2nd NHL All-Star Game
|  | 1 | 2 | 3 | Total |
| All-Stars | 0 | 3 | 0 | 3 |
| Toronto Maple Leafs | 0 | 1 | 0 | 1 |
- Date: November 3, 1948
- Arena: Chicago Stadium
- City: Chicago
- Attendance: 12,794

= 2nd National Hockey League All-Star Game =

Professional ice hockey exhibition game

The 2nd National Hockey League All-Star Game took place at Chicago Stadium, home of the Chicago Black Hawks, on November 3, 1948. For the second year in a row, the game saw the Toronto Maple Leafs play a team of NHL all-stars.

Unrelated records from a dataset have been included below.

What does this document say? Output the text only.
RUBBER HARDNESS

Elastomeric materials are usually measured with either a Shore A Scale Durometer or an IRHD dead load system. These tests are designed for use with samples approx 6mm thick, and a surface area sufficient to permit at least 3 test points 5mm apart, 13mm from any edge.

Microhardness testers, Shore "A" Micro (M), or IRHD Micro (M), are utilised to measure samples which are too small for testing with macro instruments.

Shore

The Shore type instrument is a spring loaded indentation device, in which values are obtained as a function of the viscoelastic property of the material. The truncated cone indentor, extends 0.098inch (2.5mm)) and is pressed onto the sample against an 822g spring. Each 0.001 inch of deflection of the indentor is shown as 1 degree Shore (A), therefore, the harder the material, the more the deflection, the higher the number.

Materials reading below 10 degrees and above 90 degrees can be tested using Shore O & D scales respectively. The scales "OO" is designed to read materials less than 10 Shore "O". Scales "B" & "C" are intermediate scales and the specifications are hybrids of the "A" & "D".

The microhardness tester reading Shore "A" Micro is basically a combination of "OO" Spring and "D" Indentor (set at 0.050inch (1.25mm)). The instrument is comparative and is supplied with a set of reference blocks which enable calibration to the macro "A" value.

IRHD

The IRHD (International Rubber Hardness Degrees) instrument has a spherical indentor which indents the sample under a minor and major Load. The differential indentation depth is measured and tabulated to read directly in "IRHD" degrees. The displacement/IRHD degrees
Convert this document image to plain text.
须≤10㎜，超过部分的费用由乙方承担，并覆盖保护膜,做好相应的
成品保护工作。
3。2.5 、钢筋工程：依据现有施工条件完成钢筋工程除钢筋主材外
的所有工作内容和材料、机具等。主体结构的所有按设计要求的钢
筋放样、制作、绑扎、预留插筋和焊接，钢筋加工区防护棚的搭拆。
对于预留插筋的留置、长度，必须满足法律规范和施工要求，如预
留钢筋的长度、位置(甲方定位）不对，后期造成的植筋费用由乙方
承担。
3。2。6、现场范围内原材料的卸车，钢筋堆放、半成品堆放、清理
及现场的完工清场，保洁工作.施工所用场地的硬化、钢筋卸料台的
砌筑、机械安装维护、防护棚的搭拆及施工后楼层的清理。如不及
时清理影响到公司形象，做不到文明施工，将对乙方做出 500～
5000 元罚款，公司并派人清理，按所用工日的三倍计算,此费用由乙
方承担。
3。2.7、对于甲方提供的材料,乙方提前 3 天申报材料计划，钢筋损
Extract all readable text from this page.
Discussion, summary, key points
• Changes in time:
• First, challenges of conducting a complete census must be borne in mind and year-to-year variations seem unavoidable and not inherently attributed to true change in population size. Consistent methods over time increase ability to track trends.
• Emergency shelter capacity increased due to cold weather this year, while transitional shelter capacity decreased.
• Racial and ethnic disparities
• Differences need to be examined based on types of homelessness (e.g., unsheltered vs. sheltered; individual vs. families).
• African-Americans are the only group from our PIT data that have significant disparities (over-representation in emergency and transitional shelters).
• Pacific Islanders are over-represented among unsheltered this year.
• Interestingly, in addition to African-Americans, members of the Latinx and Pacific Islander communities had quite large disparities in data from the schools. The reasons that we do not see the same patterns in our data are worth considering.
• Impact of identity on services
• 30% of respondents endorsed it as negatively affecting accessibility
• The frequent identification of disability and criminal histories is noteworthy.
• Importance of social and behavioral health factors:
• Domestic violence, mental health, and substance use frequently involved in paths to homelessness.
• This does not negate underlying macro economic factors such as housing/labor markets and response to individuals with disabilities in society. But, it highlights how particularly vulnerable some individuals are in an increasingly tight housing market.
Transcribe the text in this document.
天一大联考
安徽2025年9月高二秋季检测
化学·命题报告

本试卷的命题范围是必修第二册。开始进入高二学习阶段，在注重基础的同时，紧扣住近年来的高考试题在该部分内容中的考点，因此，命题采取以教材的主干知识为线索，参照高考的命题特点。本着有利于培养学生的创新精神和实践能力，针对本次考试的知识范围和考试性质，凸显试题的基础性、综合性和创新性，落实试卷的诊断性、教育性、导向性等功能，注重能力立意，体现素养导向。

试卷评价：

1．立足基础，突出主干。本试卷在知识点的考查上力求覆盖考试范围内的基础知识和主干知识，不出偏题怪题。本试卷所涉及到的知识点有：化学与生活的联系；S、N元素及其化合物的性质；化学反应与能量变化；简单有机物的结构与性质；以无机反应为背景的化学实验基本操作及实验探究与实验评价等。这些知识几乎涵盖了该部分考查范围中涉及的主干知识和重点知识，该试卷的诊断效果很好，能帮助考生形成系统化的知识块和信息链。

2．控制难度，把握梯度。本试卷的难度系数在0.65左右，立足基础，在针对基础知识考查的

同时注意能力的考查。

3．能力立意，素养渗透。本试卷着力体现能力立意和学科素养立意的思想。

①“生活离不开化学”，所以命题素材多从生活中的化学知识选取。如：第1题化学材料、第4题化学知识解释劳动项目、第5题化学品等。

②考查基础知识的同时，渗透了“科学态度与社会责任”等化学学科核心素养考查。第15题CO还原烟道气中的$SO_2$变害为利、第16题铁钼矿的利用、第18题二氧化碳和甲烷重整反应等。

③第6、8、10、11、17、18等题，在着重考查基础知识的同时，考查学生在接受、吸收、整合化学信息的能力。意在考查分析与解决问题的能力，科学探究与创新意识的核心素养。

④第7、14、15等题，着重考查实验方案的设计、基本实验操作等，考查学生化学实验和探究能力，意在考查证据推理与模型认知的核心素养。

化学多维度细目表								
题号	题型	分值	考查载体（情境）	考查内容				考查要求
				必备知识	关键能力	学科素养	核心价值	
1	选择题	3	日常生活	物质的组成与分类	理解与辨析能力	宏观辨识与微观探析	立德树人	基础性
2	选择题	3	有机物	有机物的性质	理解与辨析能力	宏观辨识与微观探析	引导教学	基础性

The All-Stars won the game 3–1.

==Game summary==

|  | NHL All-Stars | Toronto Maple Leafs |
|---|---|---|
| Final score | 3 | 1 |
| Scoring summary | Lindsay (Richard, Lach), 1:35 2nd; Dumart (unassisted), 3:06 2nd (GWG); G. Stewart (D. Bentley), 19:32 2nd (PPG); | M. Bentley (Costello), 5:13 2nd; |
| Penalties | Reardon, 1st; Howe, major 2nd; J. Stewart, 2nd; Bouchard, 2nd; Bouchard, 3rd; | Ezinicki, 1st; Mortson, major 2nd; Juzda, 2nd; |
| Win/loss | W - Frank Brimsek | L - Turk Broda |

- Referee: Bill Chadwick
- Linesmen: Sammy Babcock, Mush March

==Rosters==

|  | NHL All-Stars | Toronto Maple Leafs |
|---|---|---|
| Head coach | CAN Tommy Ivan (Detroit Red Wings) | CAN Hap Day (Toronto Maple Leafs) |
| Lineup | Starting lineup: USA 0 - G Frank Brimsek (Boston Bruins)^{2}; CAN 1 - G Bill Durnan (Montreal Canadiens); CAN 2 - D Jack Stewart (Detroit Red Wings)^{1}; CAN 3 - D Bill Quackenbush (Detroit Red Wings)^{1}; CAN 4 - D Butch Bouchard (Montreal Canadiens); CAN 6 - D Neil Colville (New York Rangers)^{2}; CAN 7 - LW Ted Lindsay (Detroit Red Wings)^{1}; CAN 8 - LW Doug Bentley (Chicago Black Hawks); CAN 9 - RW Maurice Richard (Montreal Canadiens)^{1}; CAN 10 - C Edgar Laprade (New York Rangers); CAN 11 - RW Gordie Howe (Detroit Red Wings); CAN 12 - LW Gaye Stewart (Chicago Black Hawks)^{2}; CAN 14 - LW Woody Dumart (Boston Bruins); CAN 15 - C Milt Schmidt (Boston Bruins); CAN 16 - C Elmer Lach (Montreal Canadiens)^{1}; CAN 17 - D Ken Reardon (Montreal Canadiens)^{2}; CAN 18 - LW Tony Leswick (New York Rangers); CAN 19 - RW Bud Poile (Chicago Black Hawks)^{2}; | Starting lineup: CAN 1 - G Turk Broda^{1}; CAN 2 - D Jimmy Thomson; CAN 3 - D Gus Mortson; CAN 4 - LW Harry Watson; CAN 5 - D Garth Boesch; CAN 7 - C Max Bentley; CAN 8 - LW Joe Klukay; CAN 9 - C Ted Kennedy, C; CAN 11 - RW Howie Meeker; CAN 12 - RW Bill Ezinicki; CAN 14 - D Vic Lynn; CAN 15 - LW Les Costello; CAN 16 - C Fleming Mackell; CAN 17 - C Cal Gardner; CAN 18 - D Bill Juzda; CAN 19 - D Bill Barilko; CAN 20 - D Frank Mathers; |

- Notes

- Named to the first All-Star team in 1947–48.
- Named to the second All-Star team in 1947–48.